Friday, March 2, 2018

Friday, Mar 2nd, Kuching, Sarawak, Malaysia


Forty thousand years ago, another group of explorers arrived in an area just south of Mirs (we go there tomorrow).  The Chinese followed 38,500 years later, and the Portuguese about 500 years later.  All were looking for resources, and they found plenty.

In 1839, a British explorer (James Brooke) arrived in Sarawak.  He and his descendants governed the territory (as White Rajahs) until 1946, when it became a British Crown Colony.  In 1963, Britain granted it self-government, and it became one of the founding members of the Federation of Malaysia.  Next door neighbor Indonesia opposed the Federation, and the confrontation between the two nations lasted until 1990.

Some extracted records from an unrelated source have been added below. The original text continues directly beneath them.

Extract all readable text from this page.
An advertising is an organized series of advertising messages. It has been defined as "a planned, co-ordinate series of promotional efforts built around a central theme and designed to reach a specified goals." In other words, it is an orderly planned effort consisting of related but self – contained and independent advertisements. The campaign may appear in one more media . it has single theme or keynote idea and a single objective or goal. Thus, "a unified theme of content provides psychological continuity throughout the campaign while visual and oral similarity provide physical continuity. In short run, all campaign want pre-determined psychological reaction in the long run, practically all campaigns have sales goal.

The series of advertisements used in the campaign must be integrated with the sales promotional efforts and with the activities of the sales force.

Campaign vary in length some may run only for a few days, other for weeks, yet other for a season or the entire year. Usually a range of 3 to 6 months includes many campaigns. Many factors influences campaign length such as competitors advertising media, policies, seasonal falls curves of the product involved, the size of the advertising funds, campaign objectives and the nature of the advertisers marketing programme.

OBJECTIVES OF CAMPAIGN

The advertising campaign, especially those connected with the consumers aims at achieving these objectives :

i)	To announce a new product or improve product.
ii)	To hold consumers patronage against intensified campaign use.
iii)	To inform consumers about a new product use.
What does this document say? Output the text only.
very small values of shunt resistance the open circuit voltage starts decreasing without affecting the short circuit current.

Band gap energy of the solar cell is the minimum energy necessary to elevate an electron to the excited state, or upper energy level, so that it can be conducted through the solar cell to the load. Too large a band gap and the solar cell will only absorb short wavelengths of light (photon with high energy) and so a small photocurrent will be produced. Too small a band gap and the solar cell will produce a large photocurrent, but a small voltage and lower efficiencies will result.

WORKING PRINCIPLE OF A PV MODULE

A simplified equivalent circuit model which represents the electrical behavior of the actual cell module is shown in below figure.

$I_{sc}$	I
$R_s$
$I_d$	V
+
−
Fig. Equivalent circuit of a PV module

The state is ethnically diverse, with Iban, Chinese, Malay, Melanau, Bidayuh, and Orang Ulu.  It exports oil, gas, timber, and palm oil, and there are plenty of hornbills, the Rhinoceros Hornbill being the state bird.  We've seen all ethnicities, seas of palm oil trees, but no wild hornbills yet.

Today, we drove out to the village of Annah Rais, a Bidayuh ethnic community about eight miles from the Indonesian border.  on the way, we stopped to see some pepper gardens, which followed a talk on pepper production yesterday at the Sarawak Cultural Center.

We toured the Annah Rais community observing all aspects of how 80 families (1,000+ people) continue to exist on the western slopes of Sarawak province.

After they served us lunch (and home-made rice wine), and hosted a music and dance performance, we took a 90-minute hike through a very difficult jungle trail.  Billed as a 15-minute nature hike, it included long stretches balancing on bamboo over muddy rice paddies, up and down slippery hillside bamboo steps, and across old river bridges of bamboo barely held together.

Tonight is the 15th day of Chinese New Year (Their Valentine's Day), and we walked into Chinatown for dinner after checking out the Golden Bridge across the Kuchn River.